U.S. stocks suffer big across-the-board losses as trade war escalates
U.S. markets plunged Monday as China said it would raise steep tariffs on $60 billion in U.S. goods, upping the stakes of a trade war that threatens to imperil the global economy.
The Dow Jones industrial average closed down 617 points, or nearly 2.4 percent, as investors feared that the standoff with China would escalate into a full-blown economic crisis — tipping the United States and world economies into recession. Dragging the Dow were Apple, Caterpillar and Boeing, with drops of 5.8 percent, 4.6 percent and 4.9 percent, respectively. The blue-chip index slumped to its lowest close since January.
“Investors have reassessed the trade issue," said Howard Silverblatt of S&P Dow Jones Indices. "They weren’t factoring enough risk into it.”
“Today’s tit-for-tat in U.S./China trade tariffs has exacerbated tumbling futures out of fear that tensions could trigger a global recession,” said Sam Stovall, chief investment strategist at CFRA Research.
The drama began last week after President Trump imposed a 25 percent tariff on $200 billion in Chinese imports to the United States. He also told aides to begin plans to hit more than $300 billion in other Chinese goods.
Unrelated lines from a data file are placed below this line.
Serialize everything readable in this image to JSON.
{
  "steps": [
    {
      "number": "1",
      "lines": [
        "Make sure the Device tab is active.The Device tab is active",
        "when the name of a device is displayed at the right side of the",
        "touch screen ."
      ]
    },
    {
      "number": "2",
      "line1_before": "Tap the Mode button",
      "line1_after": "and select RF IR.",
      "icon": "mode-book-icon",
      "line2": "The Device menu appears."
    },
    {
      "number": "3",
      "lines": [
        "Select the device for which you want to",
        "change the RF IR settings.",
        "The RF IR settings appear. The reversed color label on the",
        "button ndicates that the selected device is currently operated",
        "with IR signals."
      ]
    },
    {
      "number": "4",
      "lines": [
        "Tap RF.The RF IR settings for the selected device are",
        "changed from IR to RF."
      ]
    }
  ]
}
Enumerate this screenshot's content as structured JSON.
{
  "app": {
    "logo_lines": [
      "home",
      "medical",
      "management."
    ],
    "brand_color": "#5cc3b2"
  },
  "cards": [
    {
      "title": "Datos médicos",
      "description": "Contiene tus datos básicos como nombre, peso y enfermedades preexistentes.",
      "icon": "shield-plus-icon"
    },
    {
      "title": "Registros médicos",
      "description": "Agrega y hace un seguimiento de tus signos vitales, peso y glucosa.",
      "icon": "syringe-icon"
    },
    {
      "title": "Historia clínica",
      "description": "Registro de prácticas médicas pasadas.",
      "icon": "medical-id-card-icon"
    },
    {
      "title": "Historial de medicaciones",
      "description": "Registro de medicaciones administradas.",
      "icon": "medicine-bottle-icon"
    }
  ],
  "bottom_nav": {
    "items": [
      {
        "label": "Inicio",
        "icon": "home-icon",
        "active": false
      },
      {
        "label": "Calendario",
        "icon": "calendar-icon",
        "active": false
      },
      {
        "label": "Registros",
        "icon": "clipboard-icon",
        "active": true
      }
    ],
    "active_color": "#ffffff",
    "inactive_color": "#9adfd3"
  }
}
“Stock investors are in risk-off mode as Trump’s trade war with China seems to be escalating while negotiations seem to be breaking down,” said Ed Yardeni, president of Yardeni Research. “Adding to the geopolitical tumult is mounting tension in the Middle East following the sabotaging of Saudi oil tankers over the weekend.”
John Kilduff of Again Capital said that, at least for now, the concerns about Iran are taking a back seat to the fear that the trade salvos between the United States and China could ultimately lead to a reduction in world oil demand.